Given our ever more stratified and atomized society, why expect the draft to be equal or fair? In the l960s, the draft was famously open to evasion and manipulation, as that large flock of chickenhawks proves. The new draft would be too. The Army doesn’t need every high school graduate–there are 612,836 men 18 to 26 in the Selective Service registry for the state of Ohio alone, more than four times the number of US soldiers in Iraq–so it will be able, as in the past, to pick and choose. When one loophole closes, another will open: If Rangel succeeds in banning student deferments, we’ll see 4Fs for college-bound kids with “attention deficit disorder” or “learning disabilities.” Privileged kids will be funneled into safe stateside units, just the way George W. Bush was.
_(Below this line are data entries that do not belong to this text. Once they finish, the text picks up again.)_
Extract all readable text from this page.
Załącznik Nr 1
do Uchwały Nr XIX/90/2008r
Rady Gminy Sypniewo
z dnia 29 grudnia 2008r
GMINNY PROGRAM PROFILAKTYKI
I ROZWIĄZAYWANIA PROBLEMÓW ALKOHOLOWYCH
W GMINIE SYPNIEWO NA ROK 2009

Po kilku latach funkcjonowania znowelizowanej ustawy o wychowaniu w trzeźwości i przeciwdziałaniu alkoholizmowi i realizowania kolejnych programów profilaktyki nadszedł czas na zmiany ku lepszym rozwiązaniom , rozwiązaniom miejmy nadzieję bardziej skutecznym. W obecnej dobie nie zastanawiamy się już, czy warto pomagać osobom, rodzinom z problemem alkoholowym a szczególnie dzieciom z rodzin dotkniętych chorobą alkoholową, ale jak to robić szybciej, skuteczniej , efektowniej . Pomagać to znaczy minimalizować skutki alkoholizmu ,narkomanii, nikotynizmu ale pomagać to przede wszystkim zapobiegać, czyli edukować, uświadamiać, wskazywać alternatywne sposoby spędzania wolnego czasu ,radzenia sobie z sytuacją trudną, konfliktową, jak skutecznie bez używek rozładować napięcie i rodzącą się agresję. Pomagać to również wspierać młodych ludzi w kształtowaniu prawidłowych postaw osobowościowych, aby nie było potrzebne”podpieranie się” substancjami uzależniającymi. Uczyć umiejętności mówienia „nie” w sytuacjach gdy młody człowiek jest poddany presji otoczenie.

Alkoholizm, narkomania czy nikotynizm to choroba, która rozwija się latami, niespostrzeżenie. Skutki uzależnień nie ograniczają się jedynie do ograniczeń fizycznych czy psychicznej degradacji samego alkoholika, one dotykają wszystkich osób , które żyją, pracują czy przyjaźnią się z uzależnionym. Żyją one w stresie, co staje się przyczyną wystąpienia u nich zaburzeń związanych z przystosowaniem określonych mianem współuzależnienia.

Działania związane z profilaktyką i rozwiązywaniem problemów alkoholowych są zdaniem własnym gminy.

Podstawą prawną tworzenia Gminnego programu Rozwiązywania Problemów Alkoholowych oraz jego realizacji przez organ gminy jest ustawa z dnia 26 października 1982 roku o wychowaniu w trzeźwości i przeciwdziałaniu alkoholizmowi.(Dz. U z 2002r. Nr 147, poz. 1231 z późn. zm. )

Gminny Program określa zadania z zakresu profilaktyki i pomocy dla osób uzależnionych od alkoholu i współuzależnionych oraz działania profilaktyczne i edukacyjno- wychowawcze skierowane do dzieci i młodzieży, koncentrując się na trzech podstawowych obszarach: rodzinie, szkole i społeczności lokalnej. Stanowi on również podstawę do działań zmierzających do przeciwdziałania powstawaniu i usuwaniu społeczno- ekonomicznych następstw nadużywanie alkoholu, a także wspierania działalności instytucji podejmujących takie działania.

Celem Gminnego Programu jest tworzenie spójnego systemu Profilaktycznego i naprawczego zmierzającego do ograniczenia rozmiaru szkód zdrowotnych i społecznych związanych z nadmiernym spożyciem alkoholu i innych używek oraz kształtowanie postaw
What about the argument that the draft will produce opposition to war? (“Parents and children would suddenly care,” as historian of the 1960s Jon Wiener told me.) It’s true that the draft will make it harder for kids and their families to live in a golden bubble–in the l960s, the draft concentrated the minds of college students wonderfully well. But mostly what the Vietnam-era draft produced was the abolition of the draft: That was the immediate form that opposition to the war took for those who most risked having to fight it. Abolishing the draft was a tremendous victory for the antiwar movement. If draftees were used in an unpopular war tomorrow, wouldn’t opponents demand that kids not be forced to kill and be killed in an unjust and pointless cause? Nor is it entirely clear that a draft would raise antiwar sentiment overall. Conscription might make it harder, not easier, for many people to see a war’s wrongness: It’s hard to admit your children died in vain.